Für die Beurteilung ist allein entscheidend, ob die angeführten Tatbestandsmerkmale erfüllt sind. Der Unternehmer darf nicht die Möglichkeit haben, durch die konkrete Ausgestaltung der Geschäftspraktik die Verbotsnorm zu umgehen. Aus diesem Grund ist in UWG Anh Z 29 ausdrücklich festgehalten, dass sich die Zahlungsaufforderung auf die sofortige oder spätere Zahlung beziehen kann. Zur vergleichbaren Rechtslage in Deutschland hat der BGH zu I ZR 134/10 entschieden, dass die Zusendung einer Ware unter Vorspiegelung einer angeblichen (Test-)Bestellung verbunden mit der Ankündigung, dass eine fortlaufende Lieferung von Waren erfolge, falls der Verbraucher nicht innerhalb einer bestimmten Frist widerspreche, den hier fraglichen Tatbestand erfüllt. Auch dadurch werde eine Zwangslage beim Verbraucher hervorgerufen. Diese Überlegungen sind auf die österreichische Rechtslage übertragbar.

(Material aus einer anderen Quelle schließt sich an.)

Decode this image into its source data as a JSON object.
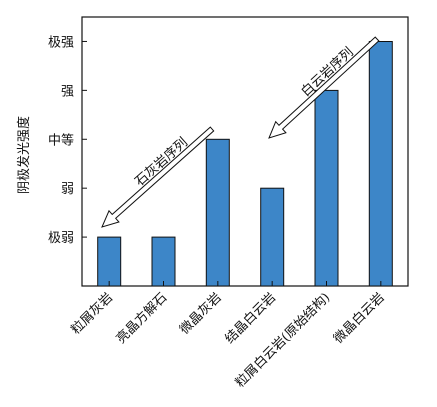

Im Anlassfall hat die Beklagte zum schon bestehenden Zeitungsabonnement zusätzlich zwei vom betroffenen Verbraucher nicht bestellte Magazine geliefert und damit das bestehende Zeitungsabonnement im Lieferumfang erweitert. Für diese Erweiterung sollte nach der Testphase bei fehlendem Widerspruch des Verbrauchers ein zusätzliches Entgelt gezahlt werden. Damit handelt es sich bei der inkriminierten Geschäftspraktik um eine nach UWG Anh Z 29 verpönte Handlungsaufforderung im Zusammenhang mit tatsächlich erfolgten, unbestellten Warenlieferungen. Der Beklagten ist daher eine unter allen Umständen unlautere Geschäftspraktik vorzuwerfen. Von dem Verbotstatbestand wird auch die von zusätzlichen Warenlieferungen begleitete Ankündigung einer fortlaufenden Lieferung von Waren – bei behaupteter Entgeltpflicht für den Fall des Unterlassens eines Widerspruchs – verfasst.

Die Tatbestandsmerkmale nach UWG Anh Z 29 können - je nach Ausgestaltung der in Frage stehenden Geschäftspraktik – auch im Rahmen einer Geschäftsbeziehung erfüllt sein. Die Rechtsprechung, wonach mit dem Zusenden nicht bestellter Bücher durch einen Fachbuchverlag samt Erlagschein an mit dem Vertriebssystem vertraute Kunden kein Verstoß gegen § 1 UWG verwirklicht werde (4 Ob 98/94), betrifft die alte Rechtslage und ist durch die Regelung von UWG Anh Z 29 überholt.